Previous month:
September 2013
Next month:
November 2013

October 2013

Halloween Pet Safety Tips

Its that time of year again. The sooner the kids come and relieve me of the candy in the house, the happier I will be. While I am more concerned with my candy consumption, there are real dangers for your pets.

1. Provide a safe place for your pet away from the door. It can be very confusing for them. The constant ringing of the doorbell, all the strange looking people, along with the screaming for candy, can be confusing and scary to your pet. Under these circumstances, your frightened pet may pose a bite risk.

2. Make sure that your pet is identified with readable tags and update your microchip company with current information. Many pets escape out the ever opening front door. Shelters see an increase in their numbers during Halloween.

3. Veterinarians and Animal Poison Control also see an increase in the number of pets as a result of poisoning and intestinal obstructions because the pet helped themselves to the Halloween candy you left within their reach. Most Halloween candy contains chocolate, artificial sugars, and wrappers.  

4. Pets can knock over the lit candles in pumpkins causing a fire, chew on strung lights, choke on small ghouish decorations, and poison themselves with fake blood and glowsticks. 

5. If you must put a costume on your pet, remove all chocking hazards. In adition, watch for discomfort and blocked vision.

6. If you must take them trick or treating, put flashing LED's or lighted collars so cars can see them too. Look for signs of stress and exhaustion. They are not nearly as excited as the children are to go door to door.

Halloween is my favorite time of year. I do not want to ruin my holiday because my pet was injured, lost, or caused injury to another.

 

 

 


Holiday Stress and Pets

It is October and the holiday season has just begun. With it come higher stress levels for us as well as for our pets.

 

Causes Of Stress In Pets

 

  1. Over stressed family members. When we are stressed our bodies release adrenaline and cortisol hormones. A pet’s sense of smell is greater than ours and they are able to perceive these hormones on us. As they look to us as their pack leader, if we are worried, there must be something to worry about.
  2. Change in diet. The holiday season can disrupt their normal diet and feeding schedule. Holiday food is richer, higher in fat, and more available.
  3. Change in routine. You spend more time away from home shopping and visiting.
  4. Extra visitors in your home. Your pet’s senses are in overload. There may be children running around trying to touch them as well as adults using different or too much perfumes or colognes. Your house may be louder than normal with many tasty temptations everywhere. Visitors may also be other pets traveling with your guests. Like us, not all “relatives” are looked forward to.
  5. Travel. Visiting out of area friends and relatives is disruptive regardless of whether they are boarded or coming with us.

 

Effects Of Stress On Pets

 

Studies have shown a similarity between the effects of stress on our bodies and that of pets. When adrenaline and cortisol is released into your pet’s body, the heart and respiratory rate, as well as the aging process speeds up. In addition, it inhibits the immune system, reduces blood flow to the brain, and shuts down the reproductive system.

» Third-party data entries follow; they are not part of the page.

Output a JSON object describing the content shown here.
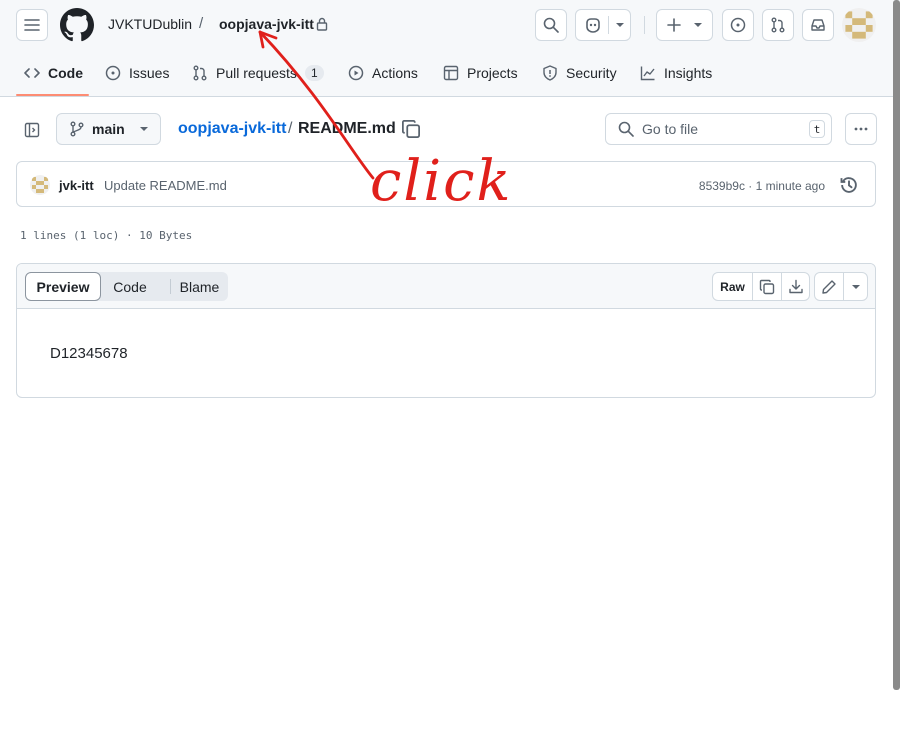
{
  "header": {
    "owner": "JVKTUDublin",
    "separator": "/",
    "repo": "oopjava-jvk-itt"
  },
  "tabs": [
    {
      "label": "Code",
      "icon": "code-icon",
      "active": true
    },
    {
      "label": "Issues",
      "icon": "issue-opened-icon"
    },
    {
      "label": "Pull requests",
      "icon": "git-pull-request-icon",
      "count": "1"
    },
    {
      "label": "Actions",
      "icon": "play-icon"
    },
    {
      "label": "Projects",
      "icon": "table-icon"
    },
    {
      "label": "Security",
      "icon": "shield-icon"
    },
    {
      "label": "Insights",
      "icon": "graph-icon"
    }
  ],
  "file_nav": {
    "branch": "main",
    "breadcrumb_repo": "oopjava-jvk-itt",
    "breadcrumb_sep": "/",
    "file_name": "README.md",
    "goto_placeholder": "Go to file",
    "goto_shortcut": "t"
  },
  "commit": {
    "author": "jvk-itt",
    "message": "Update README.md",
    "sha_time": "8539b9c · 1 minute ago"
  },
  "file_info": "1 lines (1 loc) · 10 Bytes",
  "file_view": {
    "modes": [
      "Preview",
      "Code",
      "Blame"
    ],
    "active_mode": "Preview",
    "raw_label": "Raw",
    "content": "D12345678"
  },
  "annotation": {
    "text": "click",
    "color": "#e0201b"
  },
  "colors": {
    "link": "#0969da",
    "tab_underline": "#fd8c73",
    "border": "#d1d9e0",
    "header_bg": "#f6f8fa"
  }
}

A secondary effect of a suppressed reproductive system is cardiovascular disease.

 

Indications Of Stress In Pets

 

-Your pet may suffer from depression, restlessness, exhaustion, and lack of appetite.

 

-Your pet may exhibit aggressive, destructive, or obsessive compulsive behavior.

 

-Your pet may vocalize more.

 

-Your pet may experience physical ailments related to the immune, digestive, respiratory, and circulatory systems.

 

Ways To Relieve Stress In Your Pets

 

  1. Provide a quiet place for your pet to escape. It can be as simple as allowing them in a bedroom and closing the door. Or cover their crates with a sheet for privacy.
  2. Infuse your dog’s area with lavender essential oil in a diffuser. Do not use essential oils with cats or other pets with respiratory issues or around birds at all. Do not use candles with essential oils, as it may be a fire hazard.
  3. Add soothing music to their environment. My favorites are Chakra Suite by Steven Halpern, Beloved Companion by Amy Camie, and Calming Music For Pets.
  4. Give size appropriate toys for mental stimulation.
  5. Keep to their normal diet and feeding schedule.
  6. If traveling, plan well. Let’s Go Fido is an eBook filled with many tips for safe and stress-free traveling, as well as for when your pets are boarded.
  7. Extra exercise. Movements dissipate both adrenaline and cortisol resulting in calmer pets.
  8. Energy space clearing. Our homes become filled with stressful energies. Everyone will benefit from a space clearing. This is a great article on Space Clearing detailing the many simple ways you can clear your own home.
  9. Use protective and grounding stones around your home. Keep them out of reach of chewers. This will benefit the entire household. Any brown, black, red, yellow, or pink stones are a good choice.

 

Over the holiday season, paying attention to your pet’s stress level while actively countering their effects on their mind and body will result in an all around positive change in your life as well.